On the whole, this week was worse than even last week, with only Ward 1 seeing a slight decrease in prevalence–though that simply be a result of less testing. The entire city and all wards, including the ‘low prevalence bastions’ of Ward 2 and 3, are now well above the German rollback threshold of 50 new cases per 100,000 per week (0.05% in the second column below):


Ward one-week prevalence one-week % pos. two-week prevalence two-week % pos.
1 0.212% 3.9% 0.376% 2.4%
2 0.152% 2.5% 0.308% 1.8%
3 0.116% 1.6% 0.220% 1.5%
4 0.256% 5.3% 0.462% 4.2%
5 0.283% 5.6% 0.468% 3.7%
6 0.259% 3.4% 0.441% 2.2%
7 0.321% 8.4% 0.551% 6.7%
8 0.245% 6.0% 0.447% 5.3%
D.C. total 0.235% 3.8% 0.416% 2.8%

For context, in column two, the ‘good place’, which is one new case per 100,000 people per day, is 0.007%.

Using the same method D.C. health does to calculate R(t), but with unadjusted new case data*, R(t), as of Sunday, was 1.26, meaning that every five days, give or take, the number of daily new cases would increase by 26%. As I noted last week:

While next week probably won’t be much worse, partly because travel-related COVID-19 cases won’t really start hitting the system until late this week, it’s going to be bad soon. Deaths are going to keep coming through–right now, we’ve had twenty deaths in the last two weeks–and D.C. will likely join the 1/1000 residents COVID-19 deaths club by the end of the year.

Barring a miracle, joining the 1/1000 residents COVID-19 deaths club by the end of the year is definitely going to happen. Given the two week prevalence and significant undertesting in most wards (percent positive rate > 3%), I think the most optimistic scenario is that 0.5% of people are infected. If you encounter 20 people in a day, that’s about a ten percent chance one or more of them would be positive.
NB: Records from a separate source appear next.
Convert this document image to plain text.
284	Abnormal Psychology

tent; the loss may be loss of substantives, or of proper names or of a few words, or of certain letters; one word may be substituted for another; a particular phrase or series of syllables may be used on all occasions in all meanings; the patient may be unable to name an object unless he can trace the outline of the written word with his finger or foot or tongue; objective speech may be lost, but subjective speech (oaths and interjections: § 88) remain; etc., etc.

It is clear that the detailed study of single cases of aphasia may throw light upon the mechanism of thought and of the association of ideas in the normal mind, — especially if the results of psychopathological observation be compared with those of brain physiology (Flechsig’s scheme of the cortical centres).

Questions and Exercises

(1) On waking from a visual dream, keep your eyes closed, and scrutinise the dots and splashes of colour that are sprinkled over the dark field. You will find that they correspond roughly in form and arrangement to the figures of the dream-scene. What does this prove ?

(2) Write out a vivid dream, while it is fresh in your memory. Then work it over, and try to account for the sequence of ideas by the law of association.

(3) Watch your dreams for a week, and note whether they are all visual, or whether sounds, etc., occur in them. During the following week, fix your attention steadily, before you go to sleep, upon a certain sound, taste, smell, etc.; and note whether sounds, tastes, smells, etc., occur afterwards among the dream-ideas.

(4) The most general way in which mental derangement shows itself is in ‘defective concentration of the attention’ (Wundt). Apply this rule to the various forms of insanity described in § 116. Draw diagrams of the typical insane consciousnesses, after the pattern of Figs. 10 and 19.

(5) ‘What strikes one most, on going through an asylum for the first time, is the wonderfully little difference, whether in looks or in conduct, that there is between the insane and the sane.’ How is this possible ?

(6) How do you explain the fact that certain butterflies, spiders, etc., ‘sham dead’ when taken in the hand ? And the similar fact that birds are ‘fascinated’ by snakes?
Instead of noting, as I have every week, how this is a failure of governance at both the state and federal level, and that we need to take the obvious steps of shutting down indoor dining (and bars), and other gathering places, and limiting gatherings to households, I want to look at the new case data over time and the R(t) over time (calculated as above). Here are the new cases per day, starting with June 1:

Screen Shot 2020-12-06 at 11.11.30 AM

Here’s R(t), starting with June 1:

Screen Shot 2020-12-06 at 11.11.43 AM

R(t) essentially is a rate of change in new cases, and so mirrors the new case data.

You’ll notice things took a turn for the worse in late October. I personally noticed that mask wearing appeared to drop then, especially among people who seemed to have arrived recently in D.C. (young intern-ish lanyard types), though this is obviously anecdotal. At the same time, we had an uncharacteristic and very long spell of good weather, and restaurant dining was doing well; my anecdotal observation was those dining often didn’t appear to be from the same household. The key point is most of the increase in cases happened well before Thanksgiving and its associated travel.
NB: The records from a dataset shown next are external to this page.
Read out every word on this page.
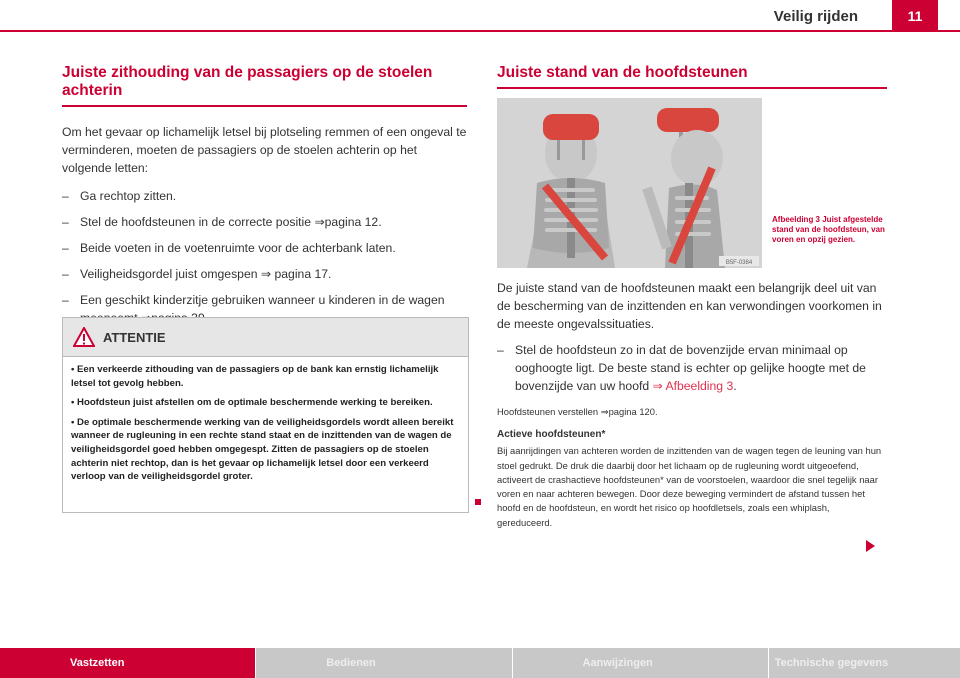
Veilig rijden	11
Juiste zithouding van de passagiers op de stoelen achterin

Om het gevaar op lichamelijk letsel bij plotseling remmen of een ongeval te verminderen, moeten de passagiers op de stoelen achterin op het volgende letten:

– Ga rechtop zitten.
– Stel de hoofdsteunen in de correcte positie ⇒pagina 12.
– Beide voeten in de voetenruimte voor de achterbank laten.
– Veiligheidsgordel juist omgespen ⇒ pagina 17.
– Een geschikt kinderzitje gebruiken wanneer u kinderen in de wagen
ATTENTIE

• Een verkeerde zithouding van de passagiers op de bank kan ernstig lichamelijk letsel tot gevolg hebben.

• Hoofdsteun juist afstellen om de optimale beschermende werking te bereiken.

• De optimale beschermende werking van de veiligheidsgordels wordt alleen bereikt wanneer de rugleuning in een rechte stand staat en de inzittenden van de wagen de veiligheidsgordel goed hebben omgegespt. Zitten de passagiers op de stoelen achterin niet rechtop, dan is het gevaar op lichamelijk letsel door een verkeerd verloop van de veiligheidsgordel groter.

Juiste stand van de hoofdsteunen
B5F-0384
Afbeelding 3 Juist afgestelde stand van de hoofdsteun, van voren en opzij gezien.

De juiste stand van de hoofdsteunen maakt een belangrijk deel uit van de bescherming van de inzittenden en kan verwondingen voorkomen in de meeste ongevalssituaties.

– Stel de hoofdsteun zo in dat de bovenzijde ervan minimaal op ooghoogte ligt. De beste stand is echter op gelijke hoogte met de bovenzijde van uw hoofd ⇒ Afbeelding 3.

Hoofdsteunen verstellen ⇒pagina 120.

Actieve hoofdsteunen*

Bij aanrijdingen van achteren worden de inzittenden van de wagen tegen de leuning van hun stoel gedrukt. De druk die daarbij door het lichaam op de rugleuning wordt uitgeoefend, activeert de crashactieve hoofdsteunen* van de voorstoelen, waardoor die snel tegelijk naar voren en naar achteren bewegen. Door deze beweging vermindert de afstand tussen het hoofd en de hoofdsteun, en wordt het risico op hoofdletsels, zoals een whiplash, gereduceerd.

Vastzetten	Bedienen	Aanwijzingen	Technische gegevens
If there is any good news to be had, dining really seems to be in decline now that winter has arrived (dining outdoors isn’t really pleasant in 40ºF weather no matter how many heaters you have–and if it is, then it’s probably ‘outdoors’ dining, meaning it should be treated like indoor dining). Not having people from different households sitting three to four feet away from each other and thereby breathing on each other probably will lower transmission. The mask stupidity of October seems to have waned as well.

My guess–and it’s just a guess–is that new cases will level off and maybe even decline a bit until after New Years, when people returning to D.C. will seed a whole new round of infections, and that seeding likely will continue through early February due to the changeover in administrations.

I wish I had happier news, but, to me, this is the optimistic scenario for D.C.

As usual, even with these horrible data, we still could be only around six weeks away from returning to normal-ish, but we intentionally remain six weeks away from safely returning to normal-ish because we’re unwilling to do what it takes to make that happen.

Anger isn’t the appropriate emotion, rage is.

*It’s unclear what parameters D.C. Health uses. Also, they have data on the onset of cases, which will lead to slight differences, and they also remove duplicates. For these reasons, D.C.’s R(t) estimates are ten days behind the new case data. That said, the new case estimates from ten days before usually jibe pretty well with D.C.’s estimate.